You don’t need a complex setup or tech team. What matters is being reachable, organised, and able to adjust when the unexpected happens.
Lesson 4: Build a Financial Buffer, Even If It’s Modest
Many Nigerian businesses often operate with limited cash flow, making it difficult to plan beyond immediate needs. But when disruptions hit, even a small financial cushion can be the difference between staying open and shutting down.
Disruptions often come with immediate costs, whether it’s urgent repairs, stock replacement, or covering salaries during a slow period. Having a small reserve gives you the flexibility to respond without stalling operations. Here’s how to start:
- Set aside a portion of profits monthly, no matter how small
- Cut back on non-essential spending where possible
- Explore cooperative savings or micro-savings platforms for business
Medium-sized businesses may also consider low-risk investment accounts or emergency business insurance, where available.
Business continuity goes beyond having systems; it also means being financially equipped to handle unexpected challenges.

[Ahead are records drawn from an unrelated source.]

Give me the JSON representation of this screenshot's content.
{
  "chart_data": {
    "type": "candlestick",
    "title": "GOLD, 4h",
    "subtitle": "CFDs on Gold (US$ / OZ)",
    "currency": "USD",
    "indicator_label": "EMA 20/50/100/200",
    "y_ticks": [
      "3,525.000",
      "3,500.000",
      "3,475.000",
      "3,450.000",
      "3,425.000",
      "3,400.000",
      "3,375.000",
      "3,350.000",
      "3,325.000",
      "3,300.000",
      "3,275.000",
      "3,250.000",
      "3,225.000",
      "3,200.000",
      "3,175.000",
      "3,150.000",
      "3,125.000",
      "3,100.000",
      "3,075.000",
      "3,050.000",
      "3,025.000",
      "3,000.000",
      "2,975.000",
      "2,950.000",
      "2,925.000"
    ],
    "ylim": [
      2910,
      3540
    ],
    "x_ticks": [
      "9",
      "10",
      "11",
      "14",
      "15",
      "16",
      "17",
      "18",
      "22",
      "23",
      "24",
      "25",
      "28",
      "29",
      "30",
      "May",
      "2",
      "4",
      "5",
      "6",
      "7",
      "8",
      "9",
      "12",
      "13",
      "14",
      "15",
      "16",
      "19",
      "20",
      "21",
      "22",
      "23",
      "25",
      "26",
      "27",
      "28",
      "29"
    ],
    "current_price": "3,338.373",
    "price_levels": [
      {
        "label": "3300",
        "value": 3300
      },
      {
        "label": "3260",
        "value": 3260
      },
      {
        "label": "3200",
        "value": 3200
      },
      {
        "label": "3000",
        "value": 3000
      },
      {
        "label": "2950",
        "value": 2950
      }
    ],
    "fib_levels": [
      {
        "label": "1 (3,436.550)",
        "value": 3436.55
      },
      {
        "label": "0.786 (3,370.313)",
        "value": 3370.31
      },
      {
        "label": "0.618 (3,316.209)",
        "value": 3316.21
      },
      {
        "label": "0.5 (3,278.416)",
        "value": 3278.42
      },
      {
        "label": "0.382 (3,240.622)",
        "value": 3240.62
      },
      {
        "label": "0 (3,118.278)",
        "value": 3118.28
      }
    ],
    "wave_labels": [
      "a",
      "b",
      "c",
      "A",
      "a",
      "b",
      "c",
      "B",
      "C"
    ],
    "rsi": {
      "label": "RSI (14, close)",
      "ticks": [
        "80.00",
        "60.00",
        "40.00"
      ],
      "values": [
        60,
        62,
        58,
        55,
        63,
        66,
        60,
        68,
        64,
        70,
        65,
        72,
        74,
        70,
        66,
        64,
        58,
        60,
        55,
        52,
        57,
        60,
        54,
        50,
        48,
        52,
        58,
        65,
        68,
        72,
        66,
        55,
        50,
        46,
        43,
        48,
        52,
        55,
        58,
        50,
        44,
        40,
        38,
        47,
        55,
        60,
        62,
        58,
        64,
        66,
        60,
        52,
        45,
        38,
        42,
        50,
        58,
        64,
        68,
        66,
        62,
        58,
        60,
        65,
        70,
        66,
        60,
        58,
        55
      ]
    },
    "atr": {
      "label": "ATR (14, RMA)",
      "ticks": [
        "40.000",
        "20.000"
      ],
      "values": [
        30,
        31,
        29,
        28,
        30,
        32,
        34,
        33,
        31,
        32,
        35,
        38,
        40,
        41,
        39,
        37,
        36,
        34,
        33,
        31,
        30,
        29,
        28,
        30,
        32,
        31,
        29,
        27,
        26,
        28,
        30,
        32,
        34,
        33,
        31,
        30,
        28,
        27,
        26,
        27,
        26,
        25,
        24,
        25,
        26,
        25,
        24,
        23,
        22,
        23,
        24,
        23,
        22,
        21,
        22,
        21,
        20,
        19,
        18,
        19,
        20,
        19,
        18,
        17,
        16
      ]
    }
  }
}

Lesson 5: Train Your People and Build Leadership Depth
No continuity plan works without people who can carry it out. In many Nigerian businesses, operations often pause when the founder or manager is unavailable, creating unnecessary risk.
Team members should be equipped to make informed decisions, especially during a disruption. Cross-training staff so they can temporarily step into each other’s roles can keep things running when someone is absent, delayed, or unreachable.
Also consider:
- Creating a basic crisis communication plan: who notifies customers, partners, and suppliers when something changes?
- Sharing key contacts and business tools with more than one trusted team member
- Encouraging a culture of responsibility, not just task-following
Prepared systems matter but so do prepared people.
Lesson 6: Document and Communicate Your Continuity Plan
A good plan is only helpful if people know and understand how to follow it. Many disruptions escalate simply because teams are unsure what to do or who is responsible when things go wrong.
Your continuity plan doesn’t need to be lengthy or technical for SMEs. It could be a simple checklist or a short document outlining key steps for handling common disruptions, like delayed supplier deliveries, sudden staff absence, Inflation-driven price hikes for stock or raw material or Payment platform failures (e.g., bank transfer delays, POS not working).
What matters is clarity:
- Who should be contacted first when something goes wrong?
- What are the backup options for getting paid or delivering services?
- Where are essential documents or contacts stored, and how can people access them?
Share your plan with staff, partners, or vendors who help keep the business running. Medium-sized companies can also assign roles and conduct brief scenario walkthroughs during regular meetings.
Continuity planning is most effective when it’s shared, understood, and easy to activate.
Conclusion: The New Definition of SME Success
For small and medium-sized businesses in Nigeria, success can no longer be measured by growth alone. In today’s unpredictable economy, resilience is just as important as the ability to keep going when things don’t go as planned.
Disruptions, from fuel shortages to payment delays, are part of the operating environment. Business continuity is no longer a luxury for large corporations; it’s a practical way for SMEs to protect their people, customers, and operations.
By identifying what matters most, diversifying where possible, embracing simple tech, saving consistently, training your team, and documenting your plan, you’re not just reacting but building a stronger, more sustainable business.
At pcl., we believe resilience should be within reach for every business. Sharing knowledge supporting sustainable growth across the business landscape is one way to contribute to a more prepared, more confident economy.